2. Egyptian mummy unwrapping – Victorian Britain
The British Victorians loved a social gathering as much as the next 19th-century citizen. But one fad pursued by the fashionable was macabre to say the least. It became quite the thing to attend a social event where the centerpiece of the evening was the unwrapping of a genuine ancient Egyptian mummy. Of course, if you unwrap a mummy you’ll find one thing for certain – a moldering corpse.

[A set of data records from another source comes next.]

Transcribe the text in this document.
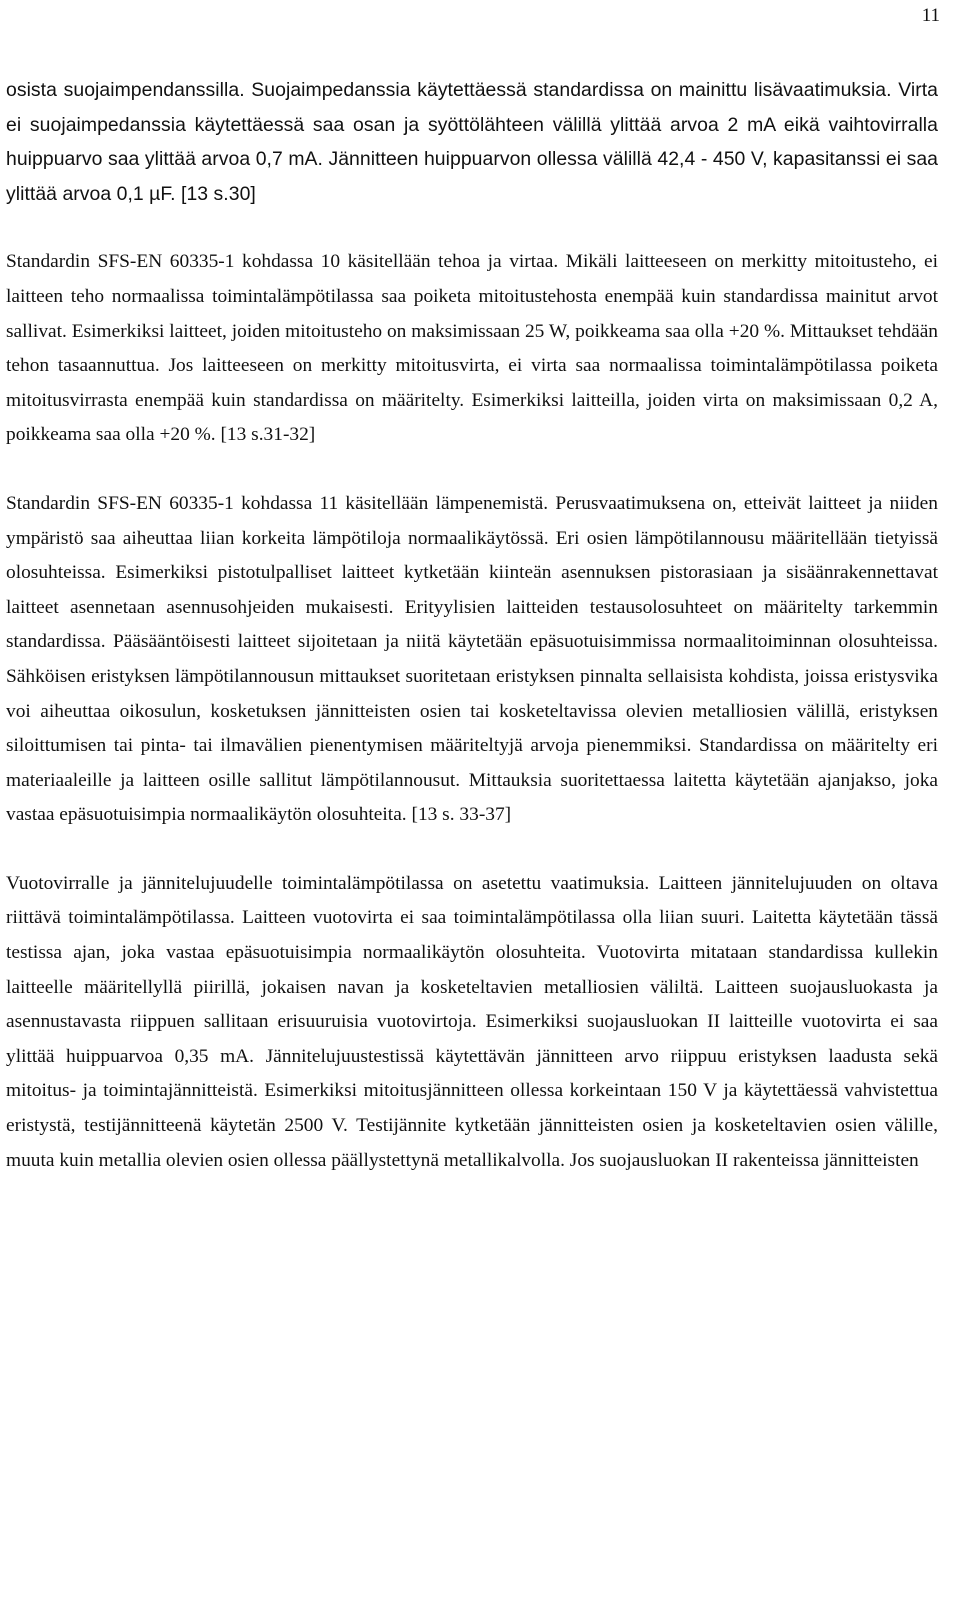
11

osista suojaimpendanssilla. Suojaimpedanssia käytettäessä standardissa on mainittu lisävaatimuksia. Virta ei suojaimpedanssia käytettäessä saa osan ja syöttölähteen välillä ylittää arvoa 2 mA eikä vaihtovirralla huippuarvo saa ylittää arvoa 0,7 mA. Jännitteen huippuarvon ollessa välillä 42,4 - 450 V, kapasitanssi ei saa ylittää arvoa 0,1 µF. [13 s.30]

Standardin SFS-EN 60335-1 kohdassa 10 käsitellään tehoa ja virtaa. Mikäli laitteeseen on merkitty mitoitusteho, ei laitteen teho normaalissa toimintalämpötilassa saa poiketa mitoitustehosta enempää kuin standardissa mainitut arvot sallivat. Esimerkiksi laitteet, joiden mitoitusteho on maksimissaan 25 W, poikkeama saa olla +20 %. Mittaukset tehdään tehon tasaannuttua. Jos laitteeseen on merkitty mitoitusvirta, ei virta saa normaalissa toimintalämpötilassa poiketa mitoitusvirrasta enempää kuin standardissa on määritelty. Esimerkiksi laitteilla, joiden virta on maksimissaan 0,2 A, poikkeama saa olla +20 %. [13 s.31-32]

Standardin SFS-EN 60335-1 kohdassa 11 käsitellään lämpenemistä. Perusvaatimuksena on, etteivät laitteet ja niiden ympäristö saa aiheuttaa liian korkeita lämpötiloja normaalikäytössä. Eri osien lämpötilannousu määritellään tietyissä olosuhteissa. Esimerkiksi pistotulpalliset laitteet kytketään kiinteän asennuksen pistorasiaan ja sisäänrakennettavat laitteet asennetaan asennusohjeiden mukaisesti. Erityylisien laitteiden testausolosuhteet on määritelty tarkemmin standardissa. Pääsääntöisesti laitteet sijoitetaan ja niitä käytetään epäsuotuisimmissa normaalitoiminnan olosuhteissa. Sähköisen eristyksen lämpötilannousun mittaukset suoritetaan eristyksen pinnalta sellaisista kohdista, joissa eristysvika voi aiheuttaa oikosulun, kosketuksen jännitteisten osien tai kosketeltavissa olevien metalliosien välillä, eristyksen siloittumisen tai pinta- tai ilmavälien pienentymisen määriteltyjä arvoja pienemmiksi. Standardissa on määritelty eri materiaaleille ja laitteen osille sallitut lämpötilannousut. Mittauksia suoritettaessa laitetta käytetään ajanjakso, joka vastaa epäsuotuisimpia normaalikäytön olosuhteita. [13 s. 33-37]

Vuotovirralle ja jännitelujuudelle toimintalämpötilassa on asetettu vaatimuksia. Laitteen jännitelujuuden on oltava riittävä toimintalämpötilassa. Laitteen vuotovirta ei saa toimintalämpötilassa olla liian suuri. Laitetta käytetään tässä testissa ajan, joka vastaa epäsuotuisimpia normaalikäytön olosuhteita. Vuotovirta mitataan standardissa kullekin laitteelle määritellyllä piirillä, jokaisen navan ja kosketeltavien metalliosien väliltä. Laitteen suojausluokasta ja asennustavasta riippuen sallitaan erisuuruisia vuotovirtoja. Esimerkiksi suojausluokan II laitteille vuotovirta ei saa ylittää huippuarvoa 0,35 mA. Jännitelujuustestissä käytettävän jännitteen arvo riippuu eristyksen laadusta sekä mitoitus- ja toimintajännitteistä. Esimerkiksi mitoitusjännitteen ollessa korkeintaan 150 V ja käytettäessä vahvistettua eristystä, testijännitteenä käytetän 2500 V. Testijännite kytketään jännitteisten osien ja kosketeltavien osien välille, muuta kuin metallia olevien osien ollessa päällystettynä metallikalvolla. Jos suojausluokan II rakenteissa jännitteisten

One Thomas Pettigrew became the best known exponent of the public mummy unwrapping. Yep, he apparently performed this bizarre act before crowds of up to 3,000 people. The phenomenon came at the height of a fascination with all things ancient Egyptian that swept Britain. Egyptologist John J. Johnston probably spoke for most of us when he told Vice in 2016 that, “These unrolling parties were disgusting really. Bodies are supposed to be treated with respect – you can’t deal with people in that way.”
1. Aluminum – France, 19th century
We regard aluminum as a cheap and light metal with a variety of everyday purposes from bicycle frames to pots and pans. And we might well view aluminum as a commonplace material, since it’s the most prevalent metal in the earth. But it wasn’t extracted and used in a commercial way until the 19th century. At first, it was actually regarded as a wondrous substance – more valuable than gold.
In the 21st century, we’d expect to find aluminum cutlery in the cheapest of diners or canteens. Yet in France during the 19th century, knives and forks made from aluminum were regarded as highly valuable and exotic. France’s Napoleon III, for example, owned a full aluminum flatware set which was regarded as thoroughly suitable for someone with imperial status.